HashiCorp Certified: Consul Associate Certification
Register Services and Use Service Discovery
Demo Service Definition and Registration
In this lesson, you’ll learn how to register a service in Consul, watch it appear in the UI, test it without a health check, and finally deregister it. Our environment consists of two Consul servers and one web client node (web-server-01).
Verify Cluster Membership
On one of the Consul servers (consul-node-a), confirm that all nodes have joined the cluster:
[ec2-user@consul-node-a ~]$ consul members
Node Address Status Type Build Protocol DC Segment
consul-node-a 10.0.101.110:8301 alive server 1.9.3+ent 2 us-east-1 <all>
consul-node-b 10.0.101.248:8301 alive server 1.9.3+ent 2 us-east-1 <all>
web-server-01 10.0.101.177:8301 alive client 1.9.3+ent 2 us-east-1 <default>
Switch to the web client node (web-server-01) to define and register your service. You can watch these changes propagate instantly in the Consul UI:

Service Definition File
On web-server-01, create a JSON file to describe your service:
[ec2-user@ip-10-0-101-177 ~]$ vi service.json
Add the following content:
{
"ID": "web-server-01",
"Name": "front-end-eCommerce",
"Tags": ["v7.05", "production"],
"Address": "10.0.101.177",
"Port": 80
}
Note
The service.json file follows Consul’s service definition schema.

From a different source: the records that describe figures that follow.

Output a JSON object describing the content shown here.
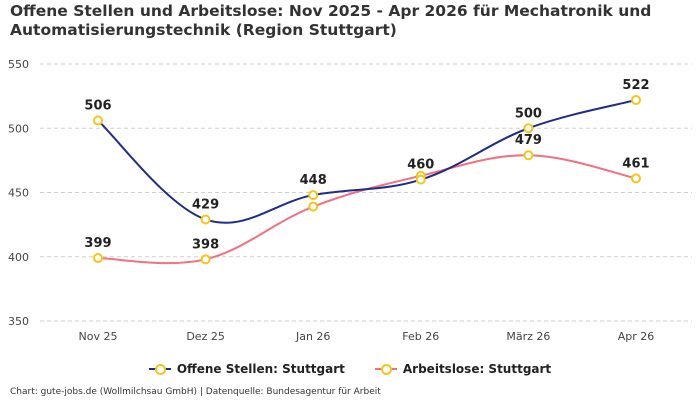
{
  "chart_data": {
    "type": "line",
    "title": "Offene Stellen und Arbeitslose: Nov 2025 - Apr 2026 für Mechatronik und Automatisierungstechnik (Region Stuttgart)",
    "categories": [
      "Nov 25",
      "Dez 25",
      "Jan 26",
      "Feb 26",
      "März 26",
      "Apr 26"
    ],
    "series": [
      {
        "name": "Offene Stellen: Stuttgart",
        "values": [
          506,
          429,
          448,
          460,
          500,
          522
        ],
        "color": "#1f2d8a"
      },
      {
        "name": "Arbeitslose: Stuttgart",
        "values": [
          399,
          398,
          439,
          463,
          479,
          461
        ],
        "color": "#f0717f"
      }
    ],
    "data_labels": [
      {
        "series": 0,
        "index": 0,
        "text": "506"
      },
      {
        "series": 0,
        "index": 1,
        "text": "429"
      },
      {
        "series": 0,
        "index": 2,
        "text": "448"
      },
      {
        "series": 0,
        "index": 3,
        "text": "460"
      },
      {
        "series": 0,
        "index": 4,
        "text": "500"
      },
      {
        "series": 0,
        "index": 5,
        "text": "522"
      },
      {
        "series": 1,
        "index": 0,
        "text": "399"
      },
      {
        "series": 1,
        "index": 1,
        "text": "398"
      },
      {
        "series": 1,
        "index": 4,
        "text": "479"
      },
      {
        "series": 1,
        "index": 5,
        "text": "461"
      }
    ],
    "yticks": [
      350,
      400,
      450,
      500,
      550
    ],
    "ylim": [
      350,
      550
    ],
    "grid": true,
    "legend_position": "bottom",
    "marker_color": "#f5c518"
  },
  "credit": "Chart: gute-jobs.de (Wollmilchsau GmbH) | Datenquelle: Bundesagentur für Arbeit"
}
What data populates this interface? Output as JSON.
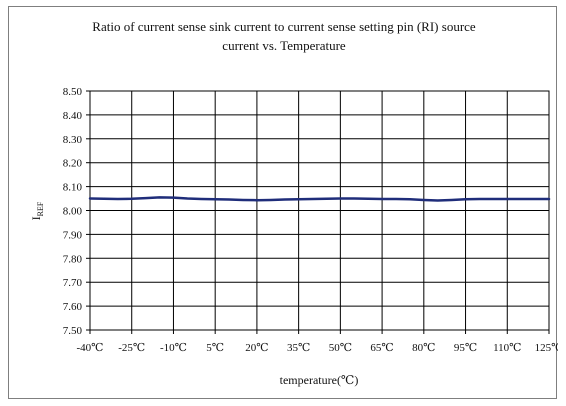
{
  "chart_data": {
    "type": "line",
    "title_lines": [
      "Ratio of current sense sink current to current sense setting pin (RI) source",
      "current vs. Temperature"
    ],
    "xlabel": "temperature(℃)",
    "ylabel_main": "I",
    "ylabel_sub": "REF",
    "xlim": [
      -40,
      125
    ],
    "ylim": [
      7.5,
      8.5
    ],
    "y_ticks": [
      7.5,
      7.6,
      7.7,
      7.8,
      7.9,
      8.0,
      8.1,
      8.2,
      8.3,
      8.4,
      8.5
    ],
    "y_tick_labels": [
      "7.50",
      "7.60",
      "7.70",
      "7.80",
      "7.90",
      "8.00",
      "8.10",
      "8.20",
      "8.30",
      "8.40",
      "8.50"
    ],
    "x_ticks": [
      -40,
      -25,
      -10,
      5,
      20,
      35,
      50,
      65,
      80,
      95,
      110,
      125
    ],
    "x_tick_labels": [
      "-40℃",
      "-25℃",
      "-10℃",
      "5℃",
      "20℃",
      "35℃",
      "50℃",
      "65℃",
      "80℃",
      "95℃",
      "110℃",
      "125℃"
    ],
    "grid": true,
    "series": [
      {
        "color": "#1f2d7a",
        "x": [
          -40,
          -35,
          -30,
          -25,
          -20,
          -15,
          -10,
          -5,
          0,
          5,
          10,
          15,
          20,
          25,
          30,
          35,
          40,
          45,
          50,
          55,
          60,
          65,
          70,
          75,
          80,
          85,
          90,
          95,
          100,
          105,
          110,
          115,
          120,
          125
        ],
        "y": [
          8.05,
          8.049,
          8.048,
          8.049,
          8.052,
          8.055,
          8.054,
          8.05,
          8.048,
          8.047,
          8.046,
          8.044,
          8.043,
          8.044,
          8.046,
          8.047,
          8.048,
          8.049,
          8.05,
          8.05,
          8.049,
          8.048,
          8.048,
          8.047,
          8.044,
          8.042,
          8.044,
          8.047,
          8.048,
          8.048,
          8.048,
          8.048,
          8.048,
          8.048
        ]
      }
    ]
  }
}
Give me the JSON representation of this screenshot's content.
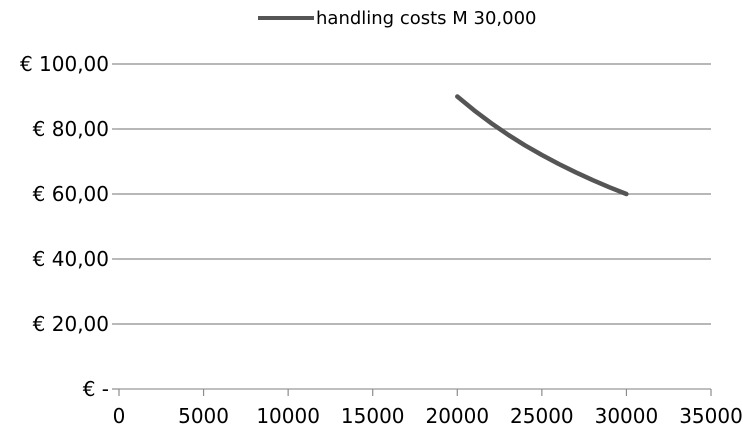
{
  "chart_data": {
    "type": "line",
    "title": "",
    "xlabel": "",
    "ylabel": "",
    "xlim": [
      0,
      35000
    ],
    "ylim": [
      0,
      100
    ],
    "x_ticks": [
      0,
      5000,
      10000,
      15000,
      20000,
      25000,
      30000,
      35000
    ],
    "x_tick_labels": [
      "0",
      "5000",
      "10000",
      "15000",
      "20000",
      "25000",
      "30000",
      "35000"
    ],
    "y_ticks": [
      0,
      20,
      40,
      60,
      80,
      100
    ],
    "y_tick_labels": [
      "€ -",
      "€ 20,00",
      "€ 40,00",
      "€ 60,00",
      "€ 80,00",
      "€ 100,00"
    ],
    "grid": "horizontal",
    "legend": {
      "position": "top-center",
      "entries": [
        "handling costs M 30,000"
      ]
    },
    "series": [
      {
        "name": "handling costs M 30,000",
        "color": "#555555",
        "x": [
          20000,
          21000,
          22000,
          23000,
          24000,
          25000,
          26000,
          27000,
          28000,
          29000,
          30000
        ],
        "y": [
          90.0,
          85.71,
          81.82,
          78.26,
          75.0,
          72.0,
          69.23,
          66.67,
          64.29,
          62.07,
          60.0
        ]
      }
    ]
  }
}
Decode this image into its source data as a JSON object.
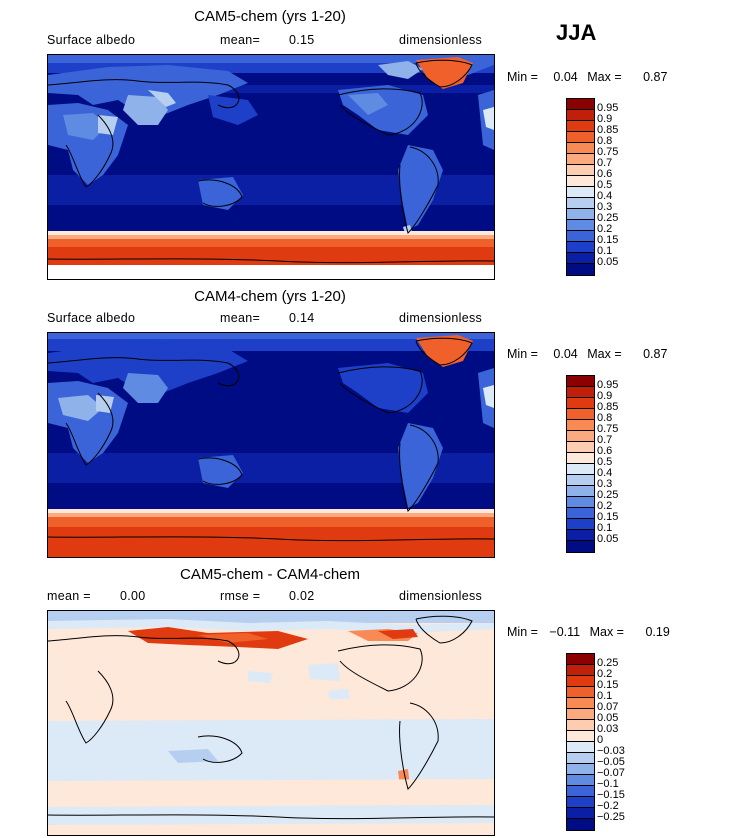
{
  "season": "JJA",
  "panels": [
    {
      "title": "CAM5-chem (yrs 1-20)",
      "left_label": "Surface albedo",
      "mid_label": "mean=",
      "mid_value": "0.15",
      "right_label": "dimensionless",
      "min_label": "Min =",
      "min_value": "0.04",
      "max_label": "Max =",
      "max_value": "0.87",
      "levels": [
        "0.95",
        "0.9",
        "0.85",
        "0.8",
        "0.75",
        "0.7",
        "0.6",
        "0.5",
        "0.4",
        "0.3",
        "0.25",
        "0.2",
        "0.15",
        "0.1",
        "0.05"
      ],
      "colors": [
        "#8b0000",
        "#c0200a",
        "#e03a10",
        "#f0602a",
        "#f88a55",
        "#fbaa80",
        "#fccdb0",
        "#fde8da",
        "#dce9f7",
        "#b6cff0",
        "#8fb2ea",
        "#5f8be2",
        "#3a64d8",
        "#1e3fc8",
        "#0b1fa5",
        "#000c84"
      ]
    },
    {
      "title": "CAM4-chem (yrs 1-20)",
      "left_label": "Surface albedo",
      "mid_label": "mean=",
      "mid_value": "0.14",
      "right_label": "dimensionless",
      "min_label": "Min =",
      "min_value": "0.04",
      "max_label": "Max =",
      "max_value": "0.87",
      "levels": [
        "0.95",
        "0.9",
        "0.85",
        "0.8",
        "0.75",
        "0.7",
        "0.6",
        "0.5",
        "0.4",
        "0.3",
        "0.25",
        "0.2",
        "0.15",
        "0.1",
        "0.05"
      ],
      "colors": [
        "#8b0000",
        "#c0200a",
        "#e03a10",
        "#f0602a",
        "#f88a55",
        "#fbaa80",
        "#fccdb0",
        "#fde8da",
        "#dce9f7",
        "#b6cff0",
        "#8fb2ea",
        "#5f8be2",
        "#3a64d8",
        "#1e3fc8",
        "#0b1fa5",
        "#000c84"
      ]
    },
    {
      "title": "CAM5-chem - CAM4-chem",
      "left_label": "mean =",
      "left_value": "0.00",
      "mid_label": "rmse =",
      "mid_value": "0.02",
      "right_label": "dimensionless",
      "min_label": "Min =",
      "min_value": "−0.11",
      "max_label": "Max =",
      "max_value": "0.19",
      "levels": [
        "0.25",
        "0.2",
        "0.15",
        "0.1",
        "0.07",
        "0.05",
        "0.03",
        "0",
        "−0.03",
        "−0.05",
        "−0.07",
        "−0.1",
        "−0.15",
        "−0.2",
        "−0.25"
      ],
      "colors": [
        "#8b0000",
        "#c0200a",
        "#e03a10",
        "#f0602a",
        "#f88a55",
        "#fbaa80",
        "#fccdb0",
        "#fde8da",
        "#dce9f7",
        "#b6cff0",
        "#8fb2ea",
        "#5f8be2",
        "#3a64d8",
        "#1e3fc8",
        "#0b1fa5",
        "#000c84"
      ]
    }
  ],
  "chart_data": [
    {
      "type": "heatmap",
      "title": "CAM5-chem (yrs 1-20)",
      "variable": "Surface albedo",
      "units": "dimensionless",
      "mean": 0.15,
      "min": 0.04,
      "max": 0.87,
      "season": "JJA",
      "contour_levels": [
        0.05,
        0.1,
        0.15,
        0.2,
        0.25,
        0.3,
        0.4,
        0.5,
        0.6,
        0.7,
        0.75,
        0.8,
        0.85,
        0.9,
        0.95
      ]
    },
    {
      "type": "heatmap",
      "title": "CAM4-chem (yrs 1-20)",
      "variable": "Surface albedo",
      "units": "dimensionless",
      "mean": 0.14,
      "min": 0.04,
      "max": 0.87,
      "season": "JJA",
      "contour_levels": [
        0.05,
        0.1,
        0.15,
        0.2,
        0.25,
        0.3,
        0.4,
        0.5,
        0.6,
        0.7,
        0.75,
        0.8,
        0.85,
        0.9,
        0.95
      ]
    },
    {
      "type": "heatmap",
      "title": "CAM5-chem - CAM4-chem",
      "units": "dimensionless",
      "mean": 0.0,
      "rmse": 0.02,
      "min": -0.11,
      "max": 0.19,
      "season": "JJA",
      "contour_levels": [
        -0.25,
        -0.2,
        -0.15,
        -0.1,
        -0.07,
        -0.05,
        -0.03,
        0,
        0.03,
        0.05,
        0.07,
        0.1,
        0.15,
        0.2,
        0.25
      ]
    }
  ]
}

You can extend it later with health checks under the "Check" block.
Service Definition Fields
| Field | Description | Example |
|---|---|---|
| ID | Unique identifier for the service | web-server-01 |
| Name | Logical name of the service | front-end-eCommerce |
| Tags | Metadata labels | v7.05, production |
| Address | Service IP address | 10.0.101.177 |
| Port | Listening port | 80 |
Register the Service
Register your service definition with Consul:
[ec2-user@ip-10-0-101-177 ~]$ consul services register service.json
Registered service: front-end-eCommerce
In the Consul UI, the new service appears under Services with a healthy status:

Meanwhile, Apache is serving its default test page:

Testing Without a Health Check
Stop the Apache HTTP server:
[ec2-user@ip-10-0-101-177 ~]$ sudo systemctl stop httpd
Reloading the test page in your browser times out, but in Consul, the front-end-eCommerce service still shows as passing because no application-level health check is defined.
Warning
Without a defined health check, Consul cannot detect application failures. Always configure checks to get accurate health status!
Restore the default page by restarting Apache:
[ec2-user@ip-10-0-101-177 ~]$ sudo systemctl start httpd
Deregister the Service
To remove the service from Consul:
[ec2-user@ip-10-0-101-177 ~]$ consul services deregister service.json
Deregistered service: web-server-01
Note
You can also deregister services via the Consul UI or the HTTP API by specifying the service ID.
The front-end-eCommerce entry disappears from the Consul UI.